In these moments, mothers and fathers stop dead, faucets are squealed off, coffee mugs are dropped, and the goldfish freeze in their bowls and stare blank shock at this child. For today is the today the family will forever shatter upon the running away of their cookie, bedtime and audience-deprived youngling.
As a similar child back in the day, when pushed to the brink of frustration battling my siblings or demanding justice from my parents over extremely important matters in the 7-year-old mind, I, too, made such declarations. Only with me, there was a motorized wheelchair to account for as well.

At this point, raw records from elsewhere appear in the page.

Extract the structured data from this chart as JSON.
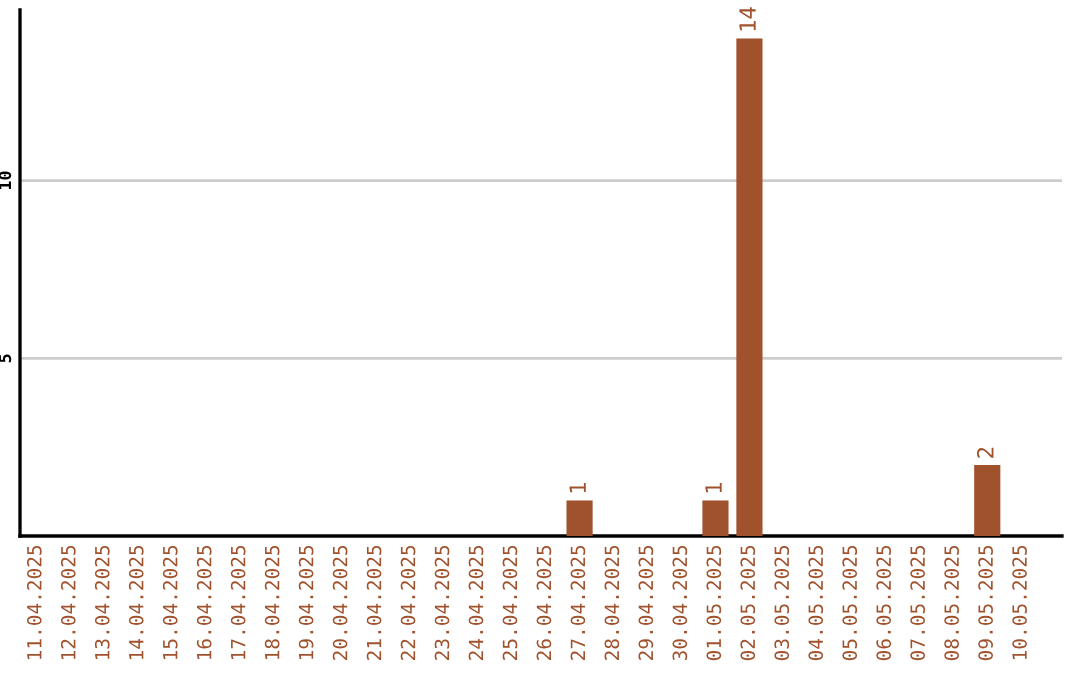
{
  "chart_data": {
    "type": "bar",
    "categories": [
      "11.04.2025",
      "12.04.2025",
      "13.04.2025",
      "14.04.2025",
      "15.04.2025",
      "16.04.2025",
      "17.04.2025",
      "18.04.2025",
      "19.04.2025",
      "20.04.2025",
      "21.04.2025",
      "22.04.2025",
      "23.04.2025",
      "24.04.2025",
      "25.04.2025",
      "26.04.2025",
      "27.04.2025",
      "28.04.2025",
      "29.04.2025",
      "30.04.2025",
      "01.05.2025",
      "02.05.2025",
      "03.05.2025",
      "04.05.2025",
      "05.05.2025",
      "06.05.2025",
      "07.05.2025",
      "08.05.2025",
      "09.05.2025",
      "10.05.2025"
    ],
    "values": [
      0,
      0,
      0,
      0,
      0,
      0,
      0,
      0,
      0,
      0,
      0,
      0,
      0,
      0,
      0,
      0,
      1,
      0,
      0,
      0,
      1,
      14,
      0,
      0,
      0,
      0,
      0,
      0,
      2,
      0
    ],
    "value_labels": [
      null,
      null,
      null,
      null,
      null,
      null,
      null,
      null,
      null,
      null,
      null,
      null,
      null,
      null,
      null,
      null,
      "1",
      null,
      null,
      null,
      "1",
      "14",
      null,
      null,
      null,
      null,
      null,
      null,
      "2",
      null
    ],
    "color": "#a0522d",
    "ylim": [
      0,
      14.8
    ],
    "yticks": [
      5,
      10
    ],
    "grid": "y",
    "legend": false
  }
}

After drafting my declaration of independence (There comes a time in the course of childhood when the offspring must sever the paternal restrictions of ____ ), I cried out my announcement and after some difficulty, wedged open the door and freed myself into the wild world like Bilbo Baggins. Unafraid, sure. Not at ALL hoping someone would come sprinting after me with pleas of my return.
It was a sunny day that day. The day I ran away. However, it had rained previously, making the ground soft, with a threatening squishy sound beneath my wheels. I made it all the way to the bikepath, a daring sixteenth of a mile, until–that dreaded moment. That sinking feeling.
No, literally, I was legit sinking. Into the mud.
Yes, upon my running away from home, I got stuck in the mud. And help was not an option. I had run away. This world is to be faced alone now!
Many people passed on the bikepath and I pretended there wasn’t a problem. At last, when my sister came, she asked, with a poorly suppressed smile of amusement, if I needed help.
“No.” My arms were crossed. You know the look.
My valiant sister, of course, waged the type of rebellion that had me packing in the first place and heaved me from the mud. From there I rolled home, to a family more exceptionally loving than I wanted to admit at the time, clumps of dirt dissolving off my tires and the bitterness unfurling into weariness.
Often times I return to this thought, though. If ever a day came where I truly had to brave the streets on my own–would I make it? Bathroom is already awkward whether I’m at Buckingham Palace or sitting around a tin-can fire in the alley behind Denny’s. So I’d manage that. Food, I could charm myself into. Sleep–it’d happen.
There are times when I think–maybe I could make it in this world alone.
But we’re not meant for that, are we? What is disguised as a curse, fellow impaired, is a blessing that we need to recognize. Face this right now. We. Need. Human. Beings. We wouldn’t survive without the care of others. But it is in this that we have the gift of experiencing the most beautiful sides of humanity. We are not only here to learn that we are never alone, but, even more so, that we are never meant to be.
Because just when I think I have that running-away-living-on-the-streets thing figured out.
I remember the wheelchair battery.
Hope everyone had a blessed day. You are not alone.